Conducting studies on which to base a decision is part-and-parcel of the political process, but that’s not to say the requests for studies don’t get out of hand. In the 2013 session, Vermont legislators asked for 133 studies. That’s on top of previous studies, many of which are requested annually, bringing the tally to 326, according to a recent report in VtDigger.org.
That’s a lot of paper, but most importantly, it’s a lot of time state bureaucrats are spending researching and crafting the reports — and time spent is money spent. The object, of course, is to make sure all reports are essential. But many are not.
Budget and management director Otto Trautz told VtDigger that “some reports are critical. Some sit in the corner.”
The Legislature does have a process in place to weed out superfluous reports. The House and Senate Operations committees go over the list toward the end of each session and cull it to an agreed-upon level. And, in 2009, a law was passed that established a five-year expiration date on all on-going reports. The law takes effect on July 1, 2014, finally putting pressure on the Legislature to justify continuation of all reports based on how useful they are.

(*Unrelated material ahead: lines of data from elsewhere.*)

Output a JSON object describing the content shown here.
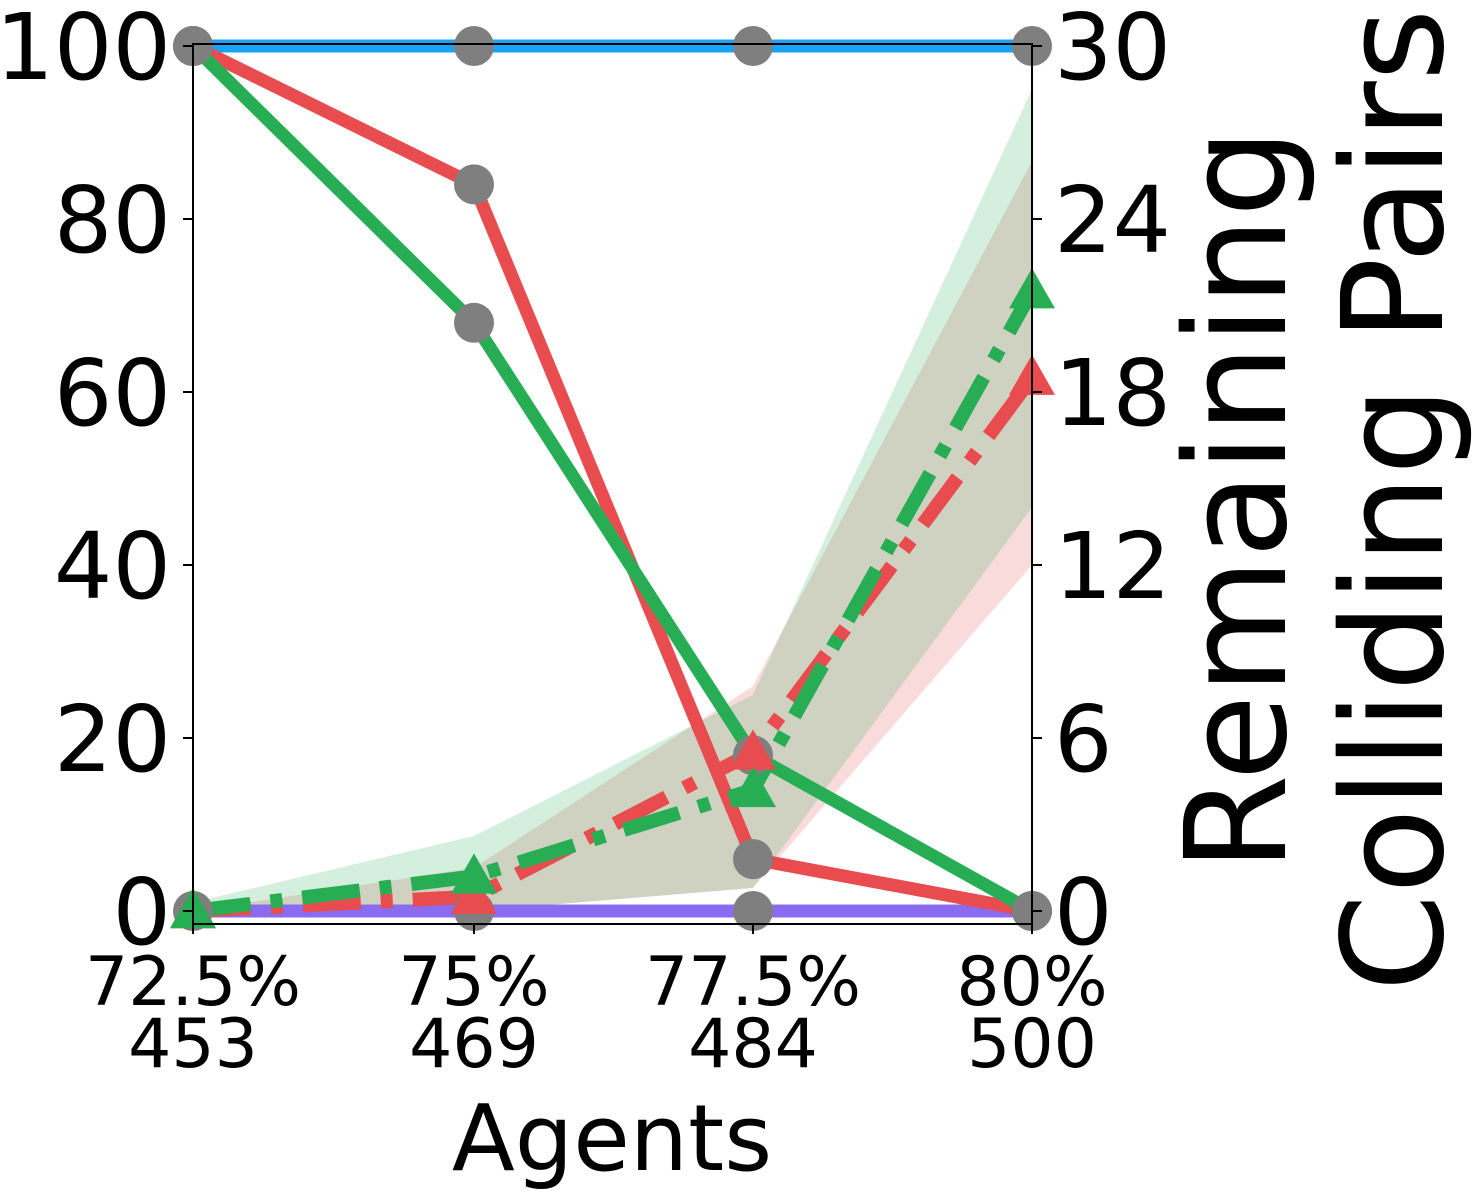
{
  "chart_data": {
    "type": "line",
    "x_categories": [
      {
        "pct": "72.5%",
        "agents": "453"
      },
      {
        "pct": "75%",
        "agents": "469"
      },
      {
        "pct": "77.5%",
        "agents": "484"
      },
      {
        "pct": "80%",
        "agents": "500"
      }
    ],
    "xlabel": "Agents",
    "ylabel_left": "",
    "ylabel_right": "Remaining\nColliding Pairs",
    "ylim_left": [
      0,
      100
    ],
    "yticks_left": [
      0,
      20,
      40,
      60,
      80,
      100
    ],
    "ylim_right": [
      0,
      30
    ],
    "yticks_right": [
      0,
      6,
      12,
      18,
      24,
      30
    ],
    "grid": false,
    "legend": "none",
    "series": [
      {
        "axis": "left",
        "style": "solid",
        "color": "#1aa3f5",
        "values": [
          100,
          100,
          100,
          100
        ],
        "markers": "circle"
      },
      {
        "axis": "left",
        "style": "solid",
        "color": "#8b6cf0",
        "values": [
          0,
          0,
          0,
          0
        ],
        "markers": "circle"
      },
      {
        "axis": "left",
        "style": "solid",
        "color": "#e84c4f",
        "values": [
          100,
          84,
          6,
          0
        ],
        "markers": "circle"
      },
      {
        "axis": "left",
        "style": "solid",
        "color": "#27ae55",
        "values": [
          100,
          68,
          18,
          0
        ],
        "markers": "circle"
      },
      {
        "axis": "right",
        "style": "dashdot",
        "color": "#e84c4f",
        "values": [
          0,
          0.5,
          5.5,
          18.5
        ],
        "band": {
          "low": [
            0,
            0,
            0.8,
            12
          ],
          "high": [
            0,
            1.5,
            7.8,
            26
          ]
        },
        "markers": "triangle"
      },
      {
        "axis": "right",
        "style": "dashdot",
        "color": "#27ae55",
        "values": [
          0,
          1.2,
          4.2,
          21.5
        ],
        "band": {
          "low": [
            0,
            0,
            0.8,
            14
          ],
          "high": [
            0.3,
            2.6,
            7.5,
            28.5
          ]
        },
        "markers": "triangle"
      }
    ]
  }
}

But we wonder if the process couldn’t be even more efficient if the Legislature were given a limit not to exceed for each session, say 75. That makes the Legislature responsible for curbing its own excesses and focusing on studies that pertain to the most crucial issues facing the state.
Forcing the Legislature to create such priorities could potentially have a negative impact if the consequence prompted legislators to act without adequate study, but we’d take our chances. Our bet is the modus operandi would force the Legislature to be more discerning of its requests for studies and allow committee chairs to limit discussion on issues that weren’t all that essential to governing the state. It’s another example in which less is probably better.